The "magic" is that Bayes makes that seem obvious. It's like the Pythagorean theorem. It seems obvious once you understand it, for the complex problems it's not the solution on its own, and the people who used "Pythagorean" as an identity had beans for brains.
some libertarians apparently thought they could use it to get BS past people or something, i dunno
Reminds me of people who find out that public key cryptography is a thing, and who immediately conclude that blockchains will revolutionize the world.
[I have a post on this shit.](https://davidgerard.co.uk/blockchain/2019/04/29/what-ordinary-people-think-a-blockchain-is-and-the-weasel-term-blockchain-technology/) (Which you will of course be familiar with.) Favourite bit: the Web 3.0 dude insisting to my face that Certificate Transparency was a blockchain, when the guy who invented CT specifically said it wasn't and why. No, I didn't check if Web 3.0 dude was into SSC as well.
From that, they don't seem to! The total "Bayes" content is a Wikipedia summary of Aumann's Agreement Theorem, and definitions of "Bayesian Updating" and "Prior". Not a number to be seen.
oh jesus the 249pp Dragon Army manual


This is Chris Stucchio's entire gimmick. He's the guy who graced the internet with posts such as [Which is more dangerous, guns or gay sex?](https://www.chrisstucchio.com/blog/2016/are_gays_or_guns_more_dangerous.html) and [Why Can't Gay Men Donate Blood? A Bayesian Analysis](https://www.chrisstucchio.com/blog/2016/why_gays_cant_donate_blood.html), and whose takes are too spicy for even HN.
> However, I’ve found the following information which we can use to compute a rough guesstimate and > According to the Wikipedia article clearly form the basis of a sound statistical argument (Never mind that in the second link, they manage to be off by almost a factor of two in “guesstimating” P(HIV|gay)) Bayes’ theorem is very sensitive (specifically to small or uncertain probabilities), so it’s horrible statistics to use rough data with it, especially when those data have unknown certainty.
> almost a factor of two So they count 2 people more as having HIV than actually had HIV? That doesn't sound that bad to me, it is only 2 people and there are millions of gay people, I don't see the objection. :D Btw, he also seems to count 'gay people who have HIV' and not 'gay people who are unaware that they have HIV', at least from the text. It is annoying how often they go 'Bayesian Analysis' when they just mean 'lets calculate the probability'(*). The latter sounds less special of course.
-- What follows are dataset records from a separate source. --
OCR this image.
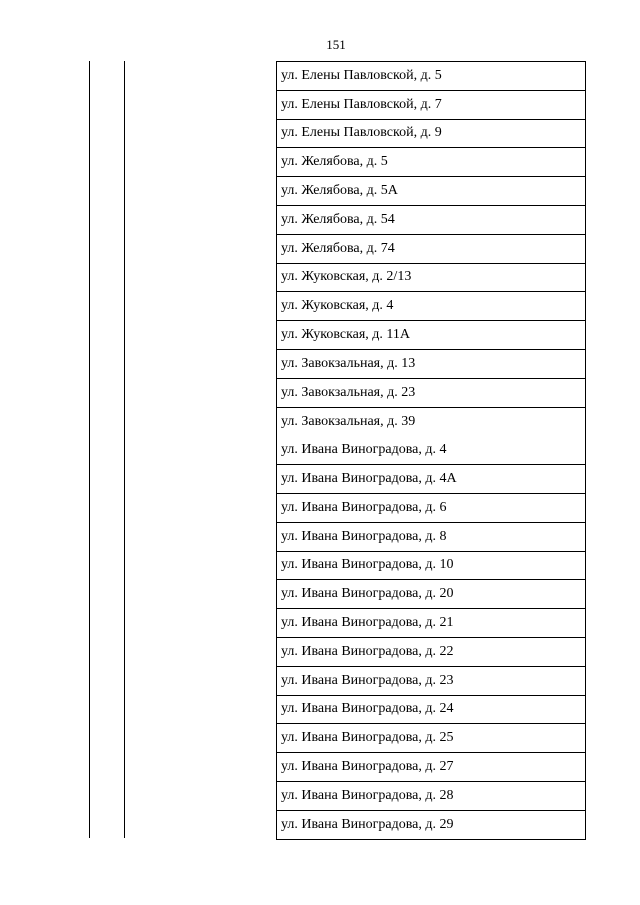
151
ул. Елены Павловской, д. 5
ул. Елены Павловской, д. 7
ул. Елены Павловской, д. 9
ул. Желябова, д. 5
ул. Желябова, д. 5А
ул. Желябова, д. 54
ул. Желябова, д. 74
ул. Жуковская, д. 2/13
ул. Жуковская, д. 4
ул. Жуковская, д. 11А
ул. Завокзальная, д. 13
ул. Завокзальная, д. 23
ул. Завокзальная, д. 39
ул. Ивана Виноградова, д. 4
ул. Ивана Виноградова, д. 4А
ул. Ивана Виноградова, д. 6
ул. Ивана Виноградова, д. 8
ул. Ивана Виноградова, д. 10
ул. Ивана Виноградова, д. 20
ул. Ивана Виноградова, д. 21
ул. Ивана Виноградова, д. 22
ул. Ивана Виноградова, д. 23
ул. Ивана Виноградова, д. 24
ул. Ивана Виноградова, д. 25
ул. Ивана Виноградова, д. 27
ул. Ивана Виноградова, д. 28
ул. Ивана Виноградова, д. 29
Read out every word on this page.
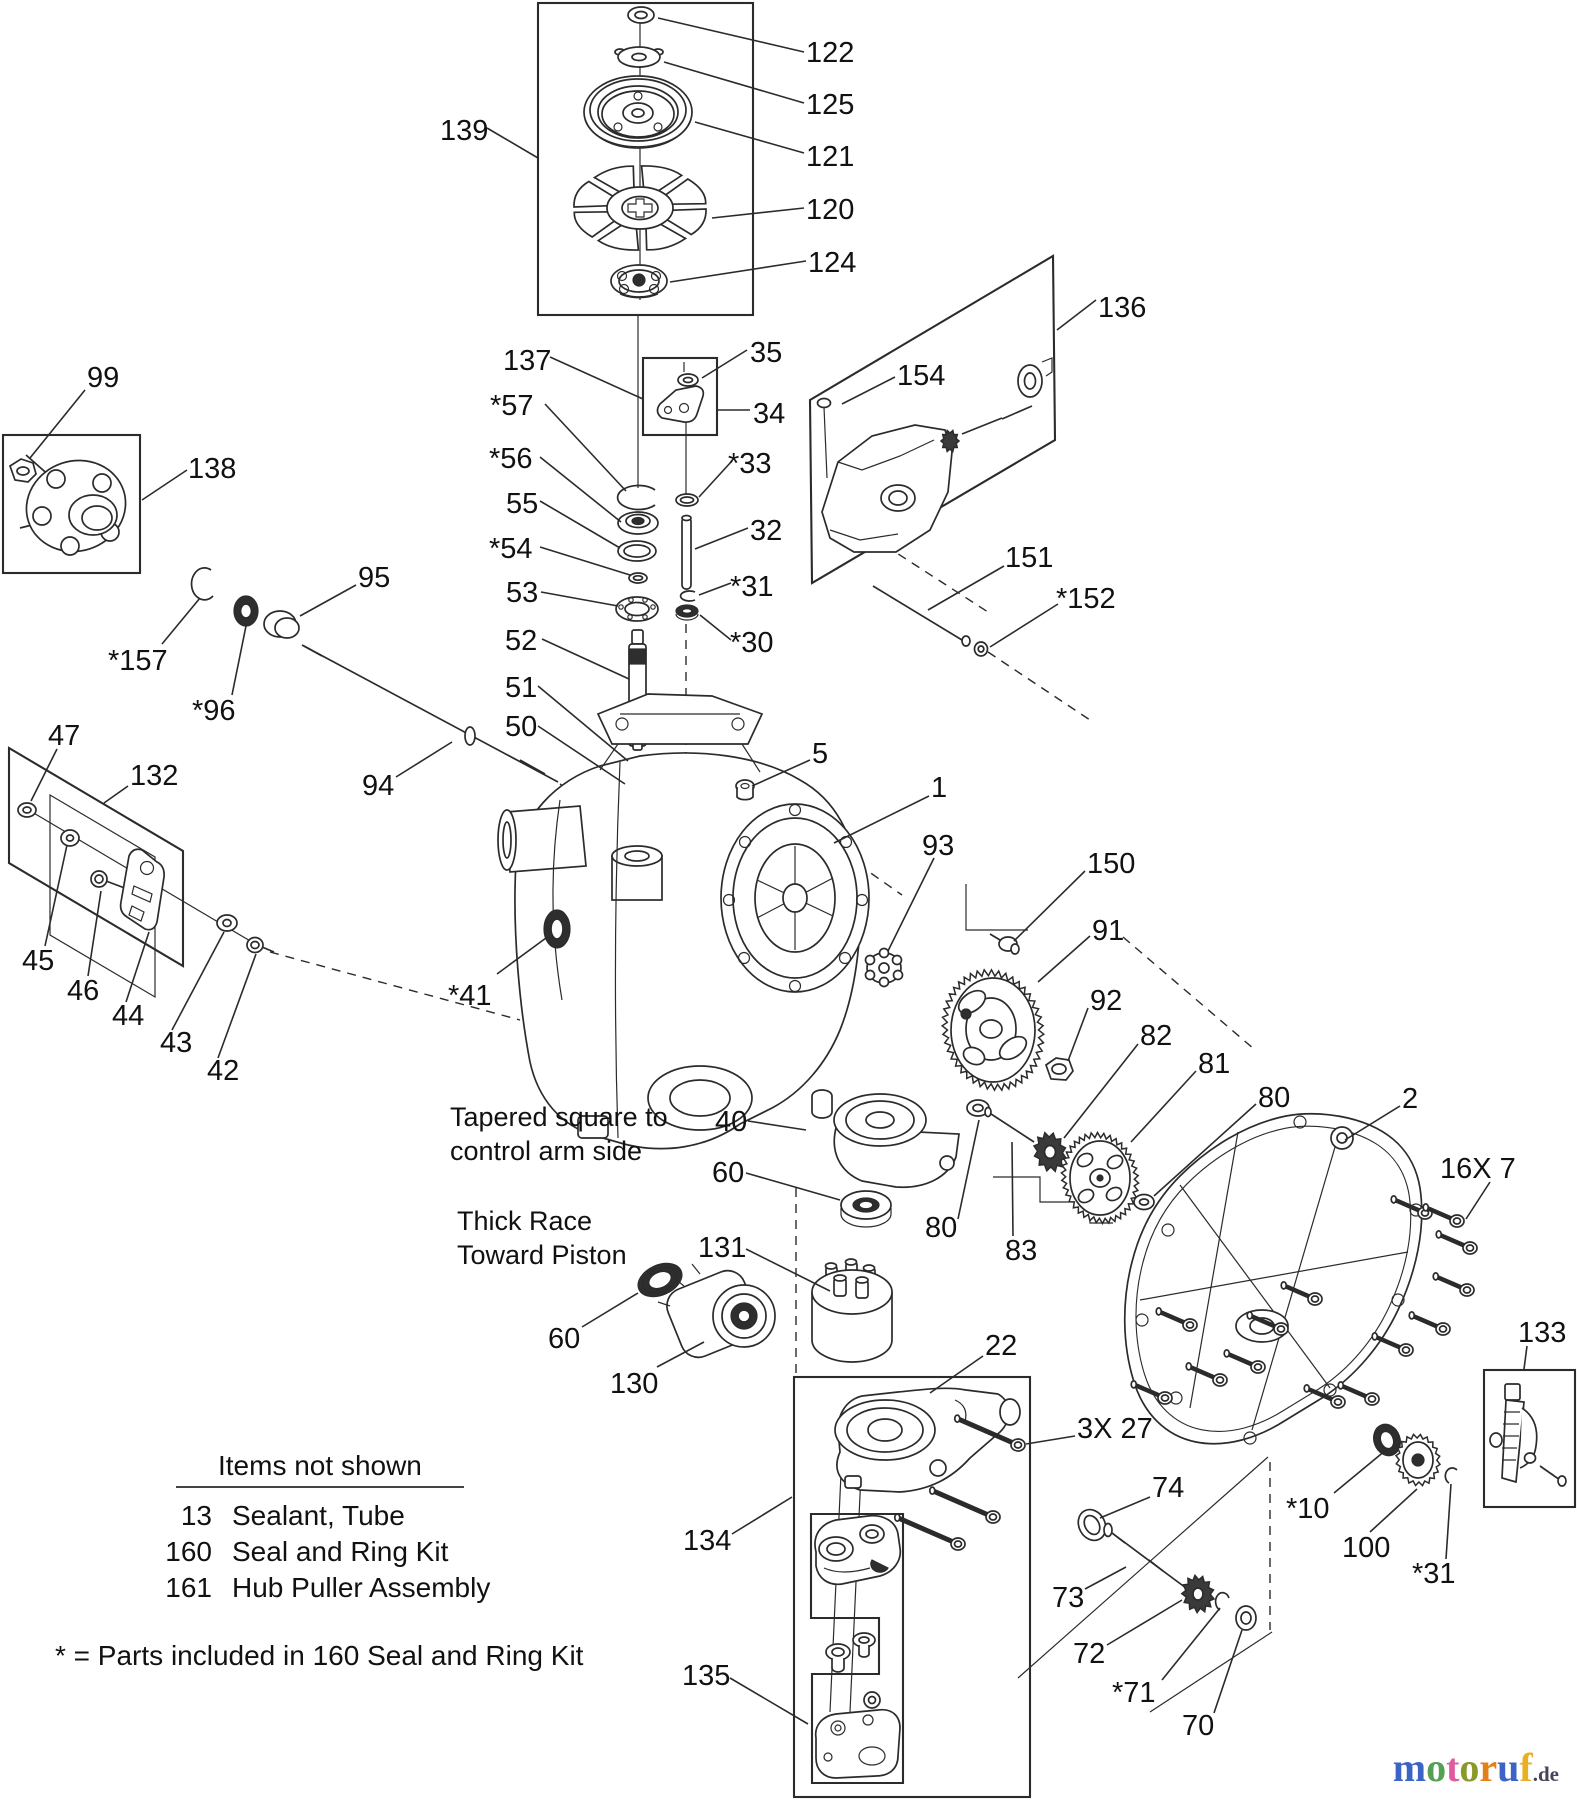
139
122
125
121
120
124
137	35
34
*33
32
*31
*30
*57
*56
55
*54
53
52
51
50
136
154
151
*152
99
138
*157
*96
95
94
47
132
45
46
44
43
42
*41
5
1
93
150
91
92
82
81
80
80
83
2
16X 7
40
60
60
131
130
22
3X 27
134
135
74
73
72
*71
70
133
*10
100
*31
Tapered square to
control arm side
Thick Race
Toward Piston
Items not shown
13	Sealant, Tube
160	Seal and Ring Kit
161	Hub Puller Assembly
* = Parts included in 160 Seal and Ring Kit
motoruf.de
Rationalists should do the 'stop saying Bayes 2020' challenge, and introduce a Bayes swear jar (for charity!). *: the concept of 'this probability expresses the degree in which I think this might be true' is pretty implicit from the way the probability value is used.
I remember reading a nice criticism of how Bayes is used by uwu deep rationalists and its limitations by a probabilist's web page but I can't find it anymore :(
[The Cult Of Bayes](http://web.archive.org/web/20140221090455/http://plover.net/~bonds/cultofbayes.html)?
Good read but what I was thinking about was rather technical.

Bayes as done by statisticians: good shit if done well

Bayes as done by anybody else: what the fuck this is a statistical thing, are you going to do fucking Gibbs sampling in your head?